Though the Supers do take bites out of Domestic Premium sales, they take bigger bites out of Craft, which is a large part of the reason the Craft category has seen relatively mild sales increases in the past few years. This year, Craft grew by 3.1 percent, or about $124 million in sales, which we can mostly attribute to the category’s ability to deliver fresh takes on the IPA style far more quickly than any other.

AB InBev’s Michelob Ultra remains immune to the pressures mounting around Domestic Premiums, seeing a hearty 14.6 percent increase in sales this year, bringing its sales for the year to just under $500 million. These sales indicate the same trend we’ve seen within Craft – a move back to lower-ABV, lower-calorie options. Its reliable placement alongside Domestics wherever they are sold give it ample opportunity to be the healthier alternative.

Total beer sales in the past 52 weeks are up nearly two percent, which translates to over $600 million more dollars spent on beer than last year.

The Flavored Malt Beverage category is always a bit of a toss-up, but usually there is a meteoric rise or equally rapid decline in sales triggered by a few key players. Not Your Father’s Root Beer took the world by storm a few years ago but has since petered into oblivion. This year has seen the rise of “Hard Seltzer.”

White Claw Hard Seltzer saw sales increase almost 490 percent this year and is now a top 25 brand. Similarly, Truly Spiked and Sparkling grew by 190 percent and cracked the top 50 biggest brands, selling more than Boston Lager and Fat Tire. This is partially attributed to the popularity increase of non-alcoholic cider but also, once again, points to a desire for healthier drinking alternatives.

Founders All Day IPA is now one of the most popular beers in the Craft segment after a 37 percent sales increase this year. This jump places it in the top ten Craft brands (by IRI’s classification) and second to only Lagunitas IPA in terms of IPA sales.

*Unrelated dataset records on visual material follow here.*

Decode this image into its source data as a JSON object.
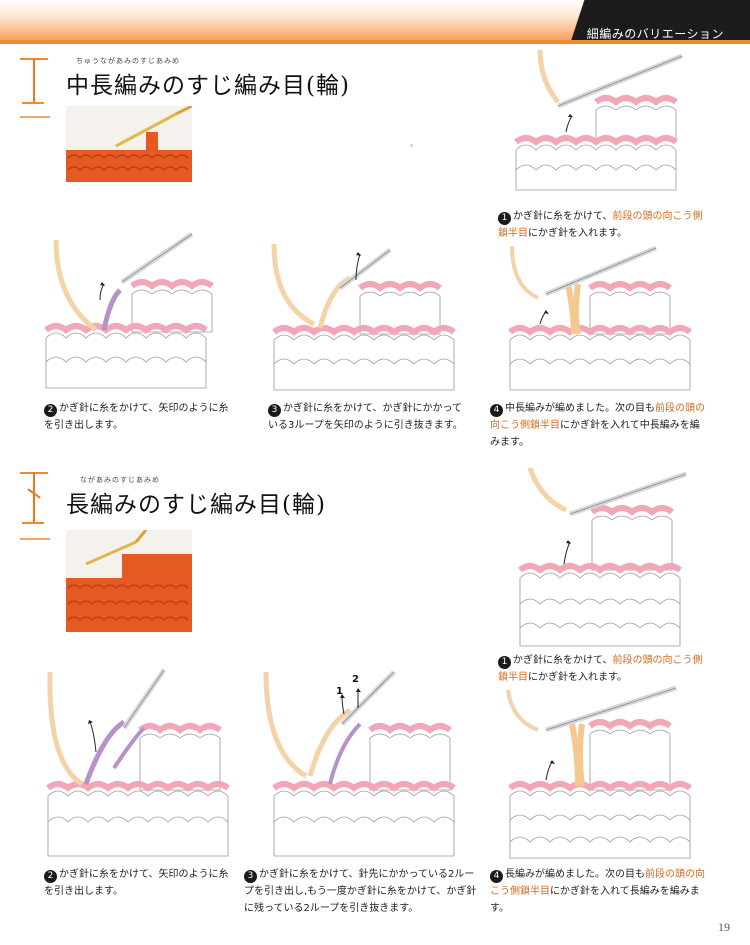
{
  "header": {
    "chapter": "細編みのバリエーション"
  },
  "section1": {
    "ruby": "ちゅうながあみのすじあみめ",
    "title": "中長編みのすじ編み目(輪)",
    "steps": [
      {
        "num": "1",
        "text_a": "かぎ針に糸をかけて、",
        "text_hl": "前段の頭の向こう側鎖半目",
        "text_b": "にかぎ針を入れます。"
      },
      {
        "num": "2",
        "text": "かぎ針に糸をかけて、矢印のように糸を引き出します。"
      },
      {
        "num": "3",
        "text": "かぎ針に糸をかけて、かぎ針にかかっている3ループを矢印のように引き抜きます。"
      },
      {
        "num": "4",
        "text_a": "中長編みが編めました。次の目も",
        "text_hl": "前段の頭の向こう側鎖半目",
        "text_b": "にかぎ針を入れて中長編みを編みます。"
      }
    ]
  },
  "section2": {
    "ruby": "ながあみのすじあみめ",
    "title": "長編みのすじ編み目(輪)",
    "steps": [
      {
        "num": "1",
        "text_a": "かぎ針に糸をかけて、",
        "text_hl": "前段の頭の向こう側鎖半目",
        "text_b": "にかぎ針を入れます。"
      },
      {
        "num": "2",
        "text": "かぎ針に糸をかけて、矢印のように糸を引き出します。"
      },
      {
        "num": "3",
        "text": "かぎ針に糸をかけて、針先にかかっている2ループを引き出し,もう一度かぎ針に糸をかけて、かぎ針に残っている2ループを引き抜きます。"
      },
      {
        "num": "4",
        "text_a": "長編みが編めました。次の目も",
        "text_hl": "前段の頭の向こう側鎖半目",
        "text_b": "にかぎ針を入れて長編みを編みます。"
      }
    ],
    "marks": [
      "1",
      "2"
    ]
  },
  "page_number": "19",
  "colors": {
    "accent": "#f08a30",
    "highlight": "#d46a1e",
    "yarn_pink": "#f2a6b8",
    "yarn_orange": "#e85a1c"
  }
}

What do each of these outliers have in common? They’re all either low in alcohol or low in calories.

From this swirling vortex of numbers we can deduce that the American palate and sensibility is skewing towards refined drinking choices. Less sugar, alcohol, bitterness… but we still want more hops. This means dry hopping and other more advanced methods of imparting flavor into beer beyond artificial additives will become even more integral for breweries wishing to succeed in the current climate.

This also points to the shifting place of beer and beer-like drinks within our culture. Beer has long been the drink of community and celebration, and it is now also becoming the go-to choice for active lifestyle individuals who want a drink that enhances their experience without weighing them down physically or mentally.

To boil the year’s drinking trends down to one sentence: We value flavor, but we also value our health.

Next Year
Successful beer styles in 2019 will find novel and authentic means of imparting more flavor without cheapening the experience, because drinkers are becoming harder to fool with cheap tricks.

Exploration of flavors within stylistic subsets may lead to striking gold, and the keys to doing so will be technical brewing expertise and the use of real ingredients that minimize guilt on the drinker’s behalf.

We may see some Frankenstein creations, but the public will ultimately decide what is inherently good and will support these products with its collective coin purse.

Lastly, the increase in sales of alternative alcoholic beverages, be it cider or seltzer, point to the value in branching out beyond traditional beer. If you brew it and it has merit, it will find its place in the market.